Otx2 mRNA expression is downregulated following traumatic brain injury in zebra finches.

Abstract

Traumatic brain injury (TBI) induces a wide range of neurodegenerative symptoms, yet effective treatment strategies remain limited. Emerging evidence suggests that post-TBI recovery recapitulates aspects of early brain development, highlighting the potential for developmental molecular mechanisms to inform therapeutic interventions. The transcription factor Otx2 is critical for early brain and sensory organ development, as well as the maintenance of retinal and neural function in adulthood. Notably, the transfer of Otx2 homeoprotein into parvalbumin-expressing (PV+) GABAergic interneurons is essential for opening and closing critical periods of plasticity across vertebrates.

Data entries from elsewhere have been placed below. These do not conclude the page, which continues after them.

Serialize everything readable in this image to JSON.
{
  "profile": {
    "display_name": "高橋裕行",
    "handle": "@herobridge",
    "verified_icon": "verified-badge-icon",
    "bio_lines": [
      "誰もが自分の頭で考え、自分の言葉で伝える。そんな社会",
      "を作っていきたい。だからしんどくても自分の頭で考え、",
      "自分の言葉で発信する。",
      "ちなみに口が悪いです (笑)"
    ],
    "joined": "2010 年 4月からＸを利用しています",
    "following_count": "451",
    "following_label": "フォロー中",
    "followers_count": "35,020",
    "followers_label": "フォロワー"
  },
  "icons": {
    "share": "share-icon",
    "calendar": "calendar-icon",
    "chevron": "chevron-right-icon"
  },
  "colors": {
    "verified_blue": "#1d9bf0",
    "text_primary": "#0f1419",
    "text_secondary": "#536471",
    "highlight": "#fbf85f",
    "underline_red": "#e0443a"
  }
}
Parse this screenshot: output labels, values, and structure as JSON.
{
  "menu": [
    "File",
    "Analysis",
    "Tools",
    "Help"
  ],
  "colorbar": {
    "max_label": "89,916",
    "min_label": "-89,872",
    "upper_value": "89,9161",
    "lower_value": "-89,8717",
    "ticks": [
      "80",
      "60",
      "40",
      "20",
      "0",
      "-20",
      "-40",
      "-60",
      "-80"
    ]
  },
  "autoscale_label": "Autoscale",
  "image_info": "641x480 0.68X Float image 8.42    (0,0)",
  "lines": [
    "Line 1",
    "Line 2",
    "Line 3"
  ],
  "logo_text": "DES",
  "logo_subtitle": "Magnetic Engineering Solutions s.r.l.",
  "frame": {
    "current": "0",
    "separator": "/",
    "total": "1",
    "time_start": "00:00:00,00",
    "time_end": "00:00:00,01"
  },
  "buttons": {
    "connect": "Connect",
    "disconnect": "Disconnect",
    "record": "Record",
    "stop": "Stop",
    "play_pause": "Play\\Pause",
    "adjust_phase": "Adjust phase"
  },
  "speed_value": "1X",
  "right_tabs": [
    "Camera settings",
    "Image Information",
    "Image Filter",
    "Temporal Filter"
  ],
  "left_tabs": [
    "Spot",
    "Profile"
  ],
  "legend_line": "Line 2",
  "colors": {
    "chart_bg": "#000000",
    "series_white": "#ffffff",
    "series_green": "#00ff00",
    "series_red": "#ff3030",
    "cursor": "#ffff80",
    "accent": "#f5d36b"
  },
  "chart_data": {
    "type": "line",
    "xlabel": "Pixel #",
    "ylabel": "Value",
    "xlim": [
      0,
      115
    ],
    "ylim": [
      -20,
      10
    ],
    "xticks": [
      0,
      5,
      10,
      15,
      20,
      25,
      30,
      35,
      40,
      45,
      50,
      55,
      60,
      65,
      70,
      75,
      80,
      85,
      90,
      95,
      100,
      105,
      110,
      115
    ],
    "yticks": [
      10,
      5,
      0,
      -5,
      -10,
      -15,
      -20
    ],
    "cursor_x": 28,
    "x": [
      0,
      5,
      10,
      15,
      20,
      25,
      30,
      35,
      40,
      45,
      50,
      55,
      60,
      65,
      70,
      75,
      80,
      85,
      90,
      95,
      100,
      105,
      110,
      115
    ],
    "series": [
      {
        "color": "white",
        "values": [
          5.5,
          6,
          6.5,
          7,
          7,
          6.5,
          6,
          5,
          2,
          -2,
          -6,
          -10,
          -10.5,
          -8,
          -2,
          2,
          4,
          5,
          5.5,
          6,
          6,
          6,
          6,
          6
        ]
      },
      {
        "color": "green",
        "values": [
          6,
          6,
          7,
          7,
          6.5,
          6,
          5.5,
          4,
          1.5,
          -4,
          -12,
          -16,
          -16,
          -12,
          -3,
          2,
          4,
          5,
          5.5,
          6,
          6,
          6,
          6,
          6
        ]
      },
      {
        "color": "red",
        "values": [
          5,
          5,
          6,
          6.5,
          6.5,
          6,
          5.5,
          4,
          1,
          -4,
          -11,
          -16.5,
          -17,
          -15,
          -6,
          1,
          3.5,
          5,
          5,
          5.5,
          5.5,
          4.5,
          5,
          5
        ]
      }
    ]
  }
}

Here, we investigate the acute regulation of Otx2 mRNA following TBI in adult zebra finches (ZF) to evaluate its potential as a target for future study and therapeutic manipulation in neural repair. Adult ZFs sustained unilateral hemispheric brain injuries, and qPCR was used to quantify Otx2 mRNA expression at 24 hours and 1 week post-injury in both males and females. Our findings reveal a significant downregulation of Otx2 mRNA expression following injury, highlighting Otx2 as a potential target for further investigation and manipulation. These results provide insight into the molecular response to brain injury and suggest a potential link between developmental pathways and post-injury plasticity.